In response to Anne Griffith’s comment about the F-35 brief, I was at the same briefing and was similarly unimpressed.  It was very much a “glossy brochure” type of brief - very shiny but very much lacking any convincing argument.  One thing that bothers me is the lack of any real analysis of what Canada will require in terms of fighter capability.  Has there been any gaming of expected future scenarios relevant to Canada?  Why is stealth so high on the requirements list? What is the threat analysis that drives such a huge ‘survivability’ capability? Etc. The F-35 may be the best fighter on the market, but ....

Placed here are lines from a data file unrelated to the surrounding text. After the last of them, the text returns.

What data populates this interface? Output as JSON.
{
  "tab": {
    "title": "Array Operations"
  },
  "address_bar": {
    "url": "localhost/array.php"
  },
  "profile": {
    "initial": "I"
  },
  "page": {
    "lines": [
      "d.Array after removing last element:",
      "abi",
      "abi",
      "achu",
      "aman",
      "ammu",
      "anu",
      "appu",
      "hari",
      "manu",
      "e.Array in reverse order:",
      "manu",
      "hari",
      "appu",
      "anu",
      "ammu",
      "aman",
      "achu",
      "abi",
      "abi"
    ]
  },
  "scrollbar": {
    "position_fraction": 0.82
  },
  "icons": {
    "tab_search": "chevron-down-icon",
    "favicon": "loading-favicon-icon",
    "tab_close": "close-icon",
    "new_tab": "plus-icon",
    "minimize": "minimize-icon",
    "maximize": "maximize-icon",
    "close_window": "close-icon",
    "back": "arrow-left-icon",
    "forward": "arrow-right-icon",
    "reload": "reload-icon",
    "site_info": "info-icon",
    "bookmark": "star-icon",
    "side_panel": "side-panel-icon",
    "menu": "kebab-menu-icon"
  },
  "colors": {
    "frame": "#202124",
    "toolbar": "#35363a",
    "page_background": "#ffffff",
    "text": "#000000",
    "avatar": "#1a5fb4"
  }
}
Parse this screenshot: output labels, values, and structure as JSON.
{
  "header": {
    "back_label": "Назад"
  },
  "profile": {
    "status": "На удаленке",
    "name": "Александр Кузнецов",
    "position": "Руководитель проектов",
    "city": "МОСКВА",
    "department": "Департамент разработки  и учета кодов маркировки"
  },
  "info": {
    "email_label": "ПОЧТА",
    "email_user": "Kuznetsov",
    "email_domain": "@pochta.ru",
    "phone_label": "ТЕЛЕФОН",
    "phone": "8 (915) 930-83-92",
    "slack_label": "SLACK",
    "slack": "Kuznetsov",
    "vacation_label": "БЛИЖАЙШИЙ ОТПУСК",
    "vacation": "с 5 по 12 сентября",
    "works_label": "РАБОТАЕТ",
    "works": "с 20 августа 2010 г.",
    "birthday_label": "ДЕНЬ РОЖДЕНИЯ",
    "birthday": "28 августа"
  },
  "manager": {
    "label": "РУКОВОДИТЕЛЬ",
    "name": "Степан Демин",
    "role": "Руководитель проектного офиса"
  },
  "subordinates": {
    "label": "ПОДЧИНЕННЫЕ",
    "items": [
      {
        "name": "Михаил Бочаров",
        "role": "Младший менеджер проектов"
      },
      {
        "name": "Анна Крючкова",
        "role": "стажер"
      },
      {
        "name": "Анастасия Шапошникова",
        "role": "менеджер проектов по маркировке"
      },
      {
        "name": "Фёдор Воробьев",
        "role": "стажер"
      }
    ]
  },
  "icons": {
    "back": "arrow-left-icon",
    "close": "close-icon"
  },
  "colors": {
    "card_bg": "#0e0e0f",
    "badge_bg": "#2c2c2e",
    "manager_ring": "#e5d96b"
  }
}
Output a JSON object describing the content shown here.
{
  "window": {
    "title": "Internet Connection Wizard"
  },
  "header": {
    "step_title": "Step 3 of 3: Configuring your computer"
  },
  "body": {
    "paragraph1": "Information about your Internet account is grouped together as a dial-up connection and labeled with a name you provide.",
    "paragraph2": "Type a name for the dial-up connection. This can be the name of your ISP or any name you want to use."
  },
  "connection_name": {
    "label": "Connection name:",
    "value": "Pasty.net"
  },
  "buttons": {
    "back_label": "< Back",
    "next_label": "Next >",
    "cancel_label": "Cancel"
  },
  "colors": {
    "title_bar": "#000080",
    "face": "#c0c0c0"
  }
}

The accepted air force mantra is that a full spectrum of capabilities is essential to any air force worthy of its’ name.  Why?  Has anyone other than the air force critically examined their ‘full spectrum’ doctrine for its relevance to Canada’s requirements?  Don’t think so.

There’s an interesting piece in The Globe and Mail on Sunday, April 3rd, entitled “Canadian pilots cautious of collateral damage in Libya,” concerning our F-18s in Libya.  It’s an excellent article and very supportive to the Canadian effort.  What was interesting to me, and to the F-35 issue, is the comment that the pilots have a hard time changing their mission profile in flight.  It seems a single F-18 pilot has great difficulty in coping in a dynamic environment where the circumstances at the target turn out not to be as briefed. To their credit they are returning to base with their bombs still loaded rather than drop them on uncertain targets, but where’s the analysis of future threat scenarios that might involve Canadian fighters? If the future is more scenarios like Libya, maybe what is needed is a dual-seat aircraft.

None of which suggests support for Mr. Ignatieff’s idea of diverting F-35 funding to social programmes.